According to Lim, the fluctuations of investment and labour caused by business cycles and other external threats meant that Singaporean jobs were excessively exposed to economic recession.
Hence, an economic strategy that provided a generous supply of labor allowed local and international firms to implement ambitious projects that would otherwise be impractical under local manpower constraints.
The election results show that the silent majority of Singaporeans who remain employed despite a tough international economic environment bought the story. East Coast GRC was taken by the PAP with a comfortable margin.
Does this success mean the controversy has been settled for the foreseeable future? This is highly unlikely for two main reasons. First, Singapore’s psyche, based on the idea of a very fragile existence, is at odds with the sacrifices and risks of having one third of the country’s labor force composed of foreigners.
The idea that a small nation cannot afford to be complacent in a hostile neighborhood was repeated ad nauseam by the late Lee Kuan Yew and during the 50th anniversary celebrations.
The idea that Singaporeans might be outnumbered in their own country and the perception that foreign professionals were being preferred over Singaporean citizens in job openings, as well as issues in integrating some foreigners, have touched a nerve in the electorate.

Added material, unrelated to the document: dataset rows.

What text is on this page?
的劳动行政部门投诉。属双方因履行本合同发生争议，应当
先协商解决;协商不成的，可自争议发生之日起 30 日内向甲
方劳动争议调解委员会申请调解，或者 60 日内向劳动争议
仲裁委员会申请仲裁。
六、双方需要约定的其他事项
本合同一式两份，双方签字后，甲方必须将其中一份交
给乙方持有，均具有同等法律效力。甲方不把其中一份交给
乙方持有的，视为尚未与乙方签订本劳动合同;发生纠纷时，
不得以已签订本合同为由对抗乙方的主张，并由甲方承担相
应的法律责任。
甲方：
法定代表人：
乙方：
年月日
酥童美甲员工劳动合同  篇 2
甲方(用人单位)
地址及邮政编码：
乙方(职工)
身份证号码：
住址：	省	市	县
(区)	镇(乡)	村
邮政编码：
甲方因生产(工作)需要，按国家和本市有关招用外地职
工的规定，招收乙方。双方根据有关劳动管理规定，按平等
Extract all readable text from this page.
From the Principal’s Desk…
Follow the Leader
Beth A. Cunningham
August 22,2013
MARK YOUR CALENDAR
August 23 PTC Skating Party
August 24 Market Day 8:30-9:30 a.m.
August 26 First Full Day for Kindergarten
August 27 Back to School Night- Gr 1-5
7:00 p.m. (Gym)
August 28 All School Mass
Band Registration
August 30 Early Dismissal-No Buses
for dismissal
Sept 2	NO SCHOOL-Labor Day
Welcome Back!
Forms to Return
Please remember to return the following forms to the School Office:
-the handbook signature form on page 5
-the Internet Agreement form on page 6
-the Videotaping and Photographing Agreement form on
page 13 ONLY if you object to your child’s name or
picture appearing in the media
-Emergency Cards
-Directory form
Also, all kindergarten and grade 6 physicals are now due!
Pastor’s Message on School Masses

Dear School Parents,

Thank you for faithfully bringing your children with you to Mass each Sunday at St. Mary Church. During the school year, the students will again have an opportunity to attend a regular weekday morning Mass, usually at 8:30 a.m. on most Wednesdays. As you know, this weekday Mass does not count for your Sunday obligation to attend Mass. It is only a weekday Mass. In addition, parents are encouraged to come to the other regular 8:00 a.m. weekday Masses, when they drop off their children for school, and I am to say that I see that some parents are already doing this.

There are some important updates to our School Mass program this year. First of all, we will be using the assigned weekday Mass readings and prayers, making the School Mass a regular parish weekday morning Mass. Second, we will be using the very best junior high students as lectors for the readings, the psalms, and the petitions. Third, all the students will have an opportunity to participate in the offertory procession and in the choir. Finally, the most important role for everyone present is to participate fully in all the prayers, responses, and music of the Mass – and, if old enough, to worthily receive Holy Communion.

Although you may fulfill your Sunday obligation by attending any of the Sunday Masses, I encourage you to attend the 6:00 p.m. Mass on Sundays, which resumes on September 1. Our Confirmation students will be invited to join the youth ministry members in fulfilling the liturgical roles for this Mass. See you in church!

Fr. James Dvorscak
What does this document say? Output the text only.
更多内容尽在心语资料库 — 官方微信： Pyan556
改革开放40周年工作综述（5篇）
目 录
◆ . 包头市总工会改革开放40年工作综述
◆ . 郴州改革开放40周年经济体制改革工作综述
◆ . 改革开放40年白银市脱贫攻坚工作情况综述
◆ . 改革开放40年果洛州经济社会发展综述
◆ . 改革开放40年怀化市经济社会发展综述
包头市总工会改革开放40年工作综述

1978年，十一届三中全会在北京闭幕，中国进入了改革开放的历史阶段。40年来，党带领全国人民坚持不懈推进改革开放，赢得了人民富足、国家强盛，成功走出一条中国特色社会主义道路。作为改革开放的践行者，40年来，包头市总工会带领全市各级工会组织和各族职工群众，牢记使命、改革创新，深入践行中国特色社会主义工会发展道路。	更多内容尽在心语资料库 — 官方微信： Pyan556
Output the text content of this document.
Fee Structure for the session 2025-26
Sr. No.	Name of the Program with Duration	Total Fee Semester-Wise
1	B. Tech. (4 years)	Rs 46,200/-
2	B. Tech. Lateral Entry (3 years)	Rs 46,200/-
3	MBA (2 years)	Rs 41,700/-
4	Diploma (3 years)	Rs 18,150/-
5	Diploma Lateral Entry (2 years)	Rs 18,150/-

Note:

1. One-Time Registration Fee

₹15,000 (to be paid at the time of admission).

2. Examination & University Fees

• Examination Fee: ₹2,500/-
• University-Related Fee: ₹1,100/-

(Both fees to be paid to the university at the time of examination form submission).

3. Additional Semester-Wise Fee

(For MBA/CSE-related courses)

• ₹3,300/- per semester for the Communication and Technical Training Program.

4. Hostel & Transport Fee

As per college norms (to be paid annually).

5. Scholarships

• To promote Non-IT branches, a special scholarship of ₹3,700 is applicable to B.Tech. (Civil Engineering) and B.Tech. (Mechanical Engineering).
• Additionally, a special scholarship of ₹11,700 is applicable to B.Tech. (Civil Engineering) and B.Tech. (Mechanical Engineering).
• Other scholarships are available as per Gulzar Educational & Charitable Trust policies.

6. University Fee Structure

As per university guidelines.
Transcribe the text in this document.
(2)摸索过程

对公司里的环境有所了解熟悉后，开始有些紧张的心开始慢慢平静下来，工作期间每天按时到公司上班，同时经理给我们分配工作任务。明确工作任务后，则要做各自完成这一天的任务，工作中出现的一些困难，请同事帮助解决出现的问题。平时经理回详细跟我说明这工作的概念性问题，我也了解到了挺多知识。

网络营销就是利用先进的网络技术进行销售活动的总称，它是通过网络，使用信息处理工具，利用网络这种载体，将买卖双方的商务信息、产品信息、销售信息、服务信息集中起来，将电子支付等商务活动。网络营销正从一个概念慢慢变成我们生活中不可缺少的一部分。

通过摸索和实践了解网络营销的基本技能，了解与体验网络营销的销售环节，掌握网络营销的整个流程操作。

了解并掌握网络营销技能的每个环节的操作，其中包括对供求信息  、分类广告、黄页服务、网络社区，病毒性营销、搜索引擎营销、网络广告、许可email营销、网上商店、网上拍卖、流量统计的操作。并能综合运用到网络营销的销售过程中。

It is unlikely that the PAP can or will dismantle this cultural mindset that has served it so well in the past.
The second issue is that foreign manpower policy is very strongly linked to the country’s overall economic policy. Foreign manpower shortages, according to Minister Lim, have already been hitting Singapore’s small to medium enterprises (SMEs) hard. That is a concern given that SMEs account for 70 per cent of total employment in the country.
Given the sensitive political environment, the scope for growing foreign manpower is very limited. As a result, the government has been cornered into fast-tracking an increase in productivity as a way of decreasing the country’s reliance on cheap labor and sustaining economic growth. But given the difficulty of achieving widespread growth in economic productivity, foreign manpower will remain a contentious issue for some time to come.
As the struggle for increased economic productivity takes over the policy discourse in Singapore, important questions remain unanswered on foreign manpower policy.
First, how robust is the justification for increased foreign manpower reliance from an economic standpoint, and what was Singapore’s actual economic exposure to foreign shocks?
Second, were Singaporean jobs really saved by this policy shift? Who benefited most from a liberal foreign manpower policy? Or, put in another way, were the benefits of the policy equally distributed between large multinational companies, local SME’s and ordinary Singaporeans?
Finally, what role does the PAP’s foreign manpower policy play in increasing the relatively high level of inequality in Singapore?
These are important questions in a policy debate that will continue to dominate the coming decades. Singaporeans and their government ought to bounce quickly from the jubilee celebrations to tackle these issues head on.